I'm guessing I can copy and add the Style, Definitions, Comment parts etc.. individually to mimic the orginal document.

However is there a method using Open XML to duplicate a document allowing me to perform the substitutions on the new copy?

Thanks.

6
Why not File.Copy(docName, newName);?Kiwimanshare
Have a look at my answer below for an update on the options you have with the Open XML SDK since 2014/15.Thomas Barnekow

6 Answers

16
votes

This piece of code should copy all parts from an existing document to a new one.

using (var mainDoc = WordprocessingDocument.Open(@"c:\sourcedoc.docx", false))
using (var resultDoc = WordprocessingDocument.Create(@"c:\newdoc.docx",
  WordprocessingDocumentType.Document))
{
  // copy parts from source document to new document
  foreach (var part in mainDoc.Parts)
    resultDoc.AddPart(part.OpenXmlPart, part.RelationshipId);
  // perform replacements in resultDoc.MainDocumentPart
  // ...
}
7
votes

I second the use of Content Controls recommendation. Using them to mark up the areas of your document where you want to perform substitution is by far the easiest way to do it.

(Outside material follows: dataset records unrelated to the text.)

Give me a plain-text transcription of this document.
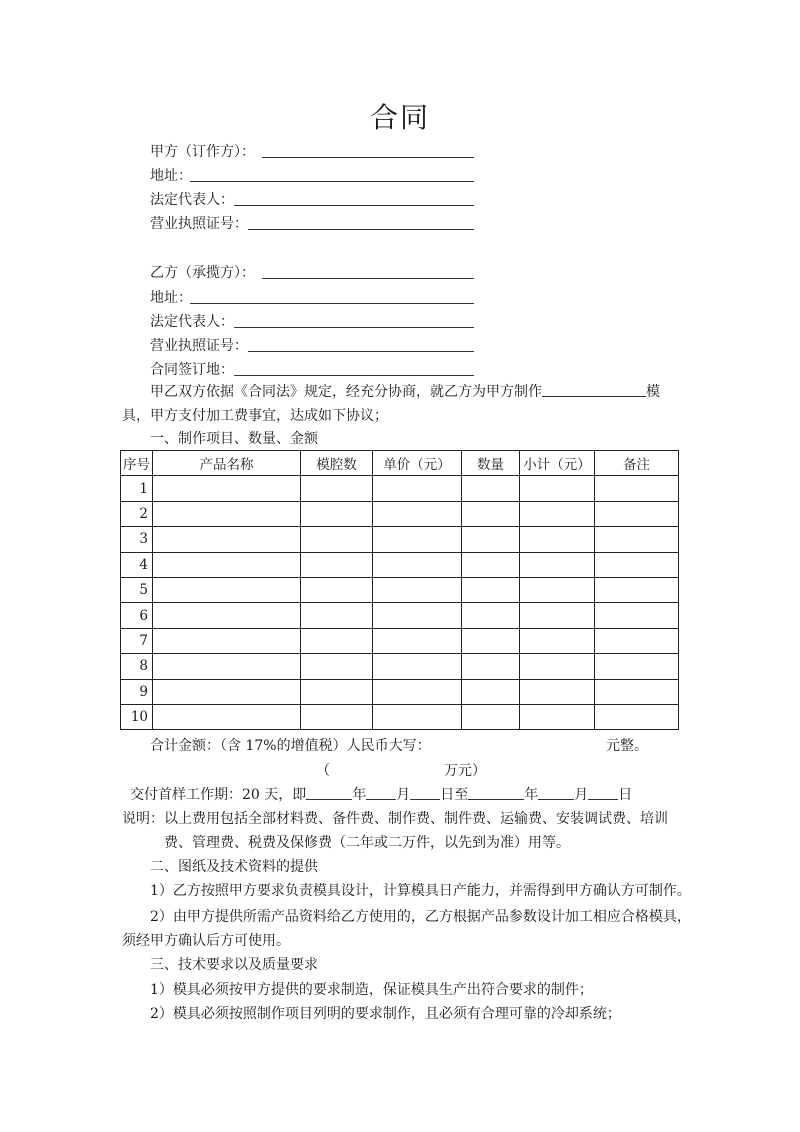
合同
甲方（订作方）：
地址：
法定代表人：
营业执照证号：
乙方（承揽方）：
地址：
法定代表人：
营业执照证号：
合同签订地：
甲乙双方依据《合同法》规定，经充分协商，就乙方为甲方制作	模
具，甲方支付加工费事宜，达成如下协议；
一、制作项目、数量、金额
序号	产品名称	模腔数	单价（元）	数量	小计（元）	备注
1						
2						
3						
4						
5						
6						
7						
8						
9						
10						
合计金额：（含 17%的增值税）人民币大写：	元整。
（	万元）
交付首样工作期：20 天，即	年 月 日至	年	月 日
说明：以上费用包括全部材料费、备件费、制作费、制件费、运输费、安装调试费、培训
费、管理费、税费及保修费（二年或二万件，以先到为准）用等。
二、图纸及技术资料的提供
1）乙方按照甲方要求负责模具设计，计算模具日产能力，并需得到甲方确认方可制作。
2）由甲方提供所需产品资料给乙方使用的，乙方根据产品参数设计加工相应合格模具，
须经甲方确认后方可使用。
三、技术要求以及质量要求
1）模具必须按甲方提供的要求制造，保证模具生产出符合要求的制件；
2）模具必须按照制作项目列明的要求制作，且必须有合理可靠的冷却系统；
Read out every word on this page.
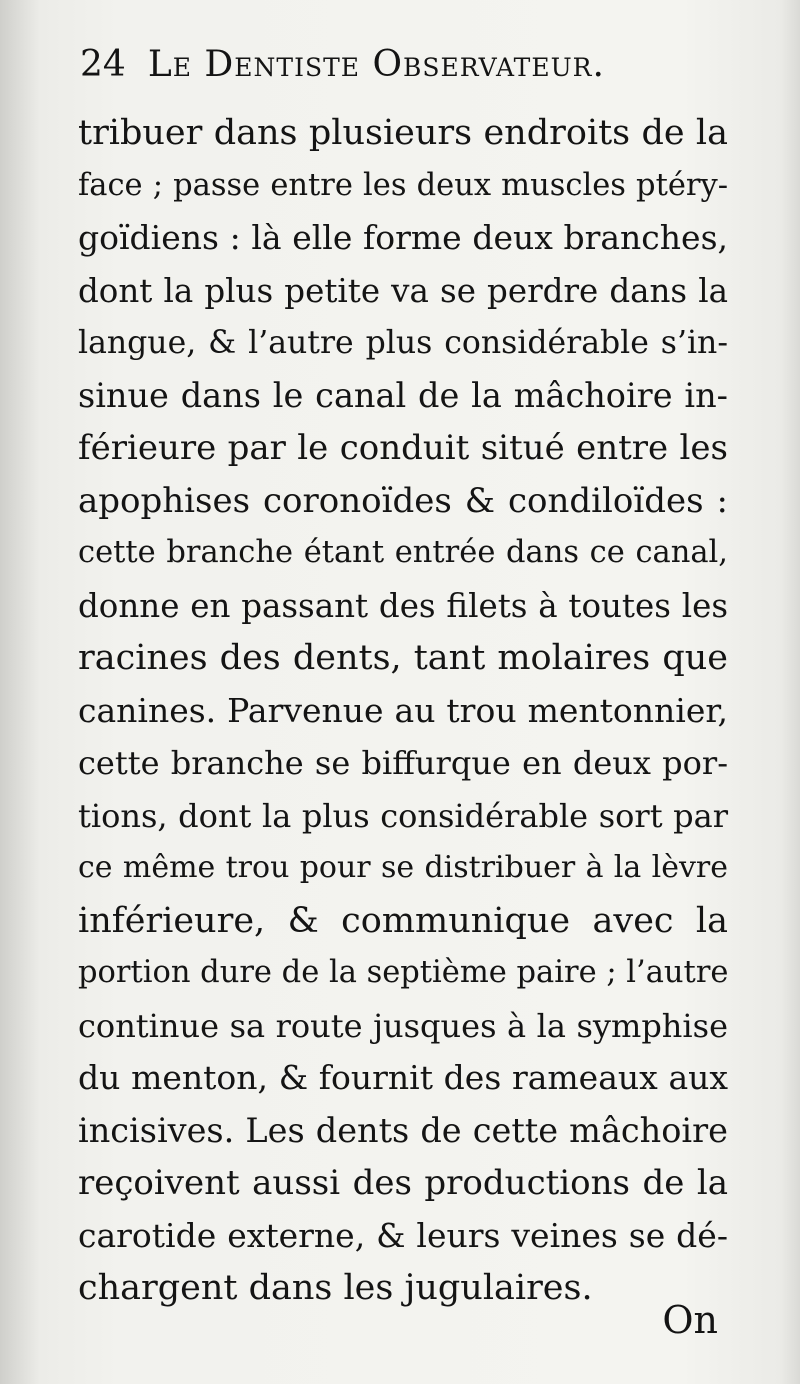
24 Le Dentiste Observateur.
tribuer dans plusieurs endroits de la
face ; passe entre les deux muscles ptéry-
goïdiens : là elle forme deux branches,
dont la plus petite va se perdre dans la
langue, & l’autre plus considérable s’in-
sinue dans le canal de la mâchoire in-
férieure par le conduit situé entre les
apophises coronoïdes & condiloïdes :
cette branche étant entrée dans ce canal,
donne en passant des filets à toutes les
racines des dents, tant molaires que
canines. Parvenue au trou mentonnier,
cette branche se biffurque en deux por-
tions, dont la plus considérable sort par
ce même trou pour se distribuer à la lèvre
inférieure, & communique avec la
portion dure de la septième paire ; l’autre
continue sa route jusques à la symphise
du menton, & fournit des rameaux aux
incisives. Les dents de cette mâchoire
reçoivent aussi des productions de la
carotide externe, & leurs veines se dé-
chargent dans les jugulaires.
On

As for duplicating the document (and retaining the entire document contents, styles and all) it's relatively easy:

string documentURL = "full URL to your document";
byte[] docAsArray = File.ReadAllBytes(documentURL);

using (MemoryStream stream = new MemoryStream)
{
    stream.Write(docAsArray, 0, docAsArray.Length);    // THIS performs doc copy
    using (WordprocessingDocument doc = WordprocessingDocument.Open(stream, true))
    {
        // perform content control substitution here, making sure to call .Save()
        // on any documents Part's changed.
    }
    File.WriteAllBytes("full URL of your new doc to save, including .docx", stream.ToArray());
}

Actually finding the content controls is a piece of cake using LINQ. The following example finds all the Simple Text content controls (which are typed as SdtRun):

using (WordprocessingDocument doc = WordprocessingDocument.Open(stream, true))
{                    
    var mainDocument = doc.MainDocumentPart.Document;
    var contentControls = from sdt in mainDocument.Descendants<SdtRun>() select sdt;

    foreach (var cc in contentControls)
    {
        // drill down through the containment hierarchy to get to 
        // the contained <Text> object
        cc.SdtContentRun.GetFirstChild<Run>().GetFirstChild<Text>().Text = "my replacement string";
    }
}

The <Run> and <Text> elements may not already exist but creating them is a simple as:

cc.SdtContentRun.Append(new Run(new Text("my replacement string")));

Hope that helps someone. :D

2
votes

I have done some very similar things, but instead of using text substitution strings, I use Word Content Controls. I have documented some of the details in the following blog post, SharePoint and Open Xml. The technique is not specific to SharePoint. You could reuse the pattern in pure ASP.NET or other applications.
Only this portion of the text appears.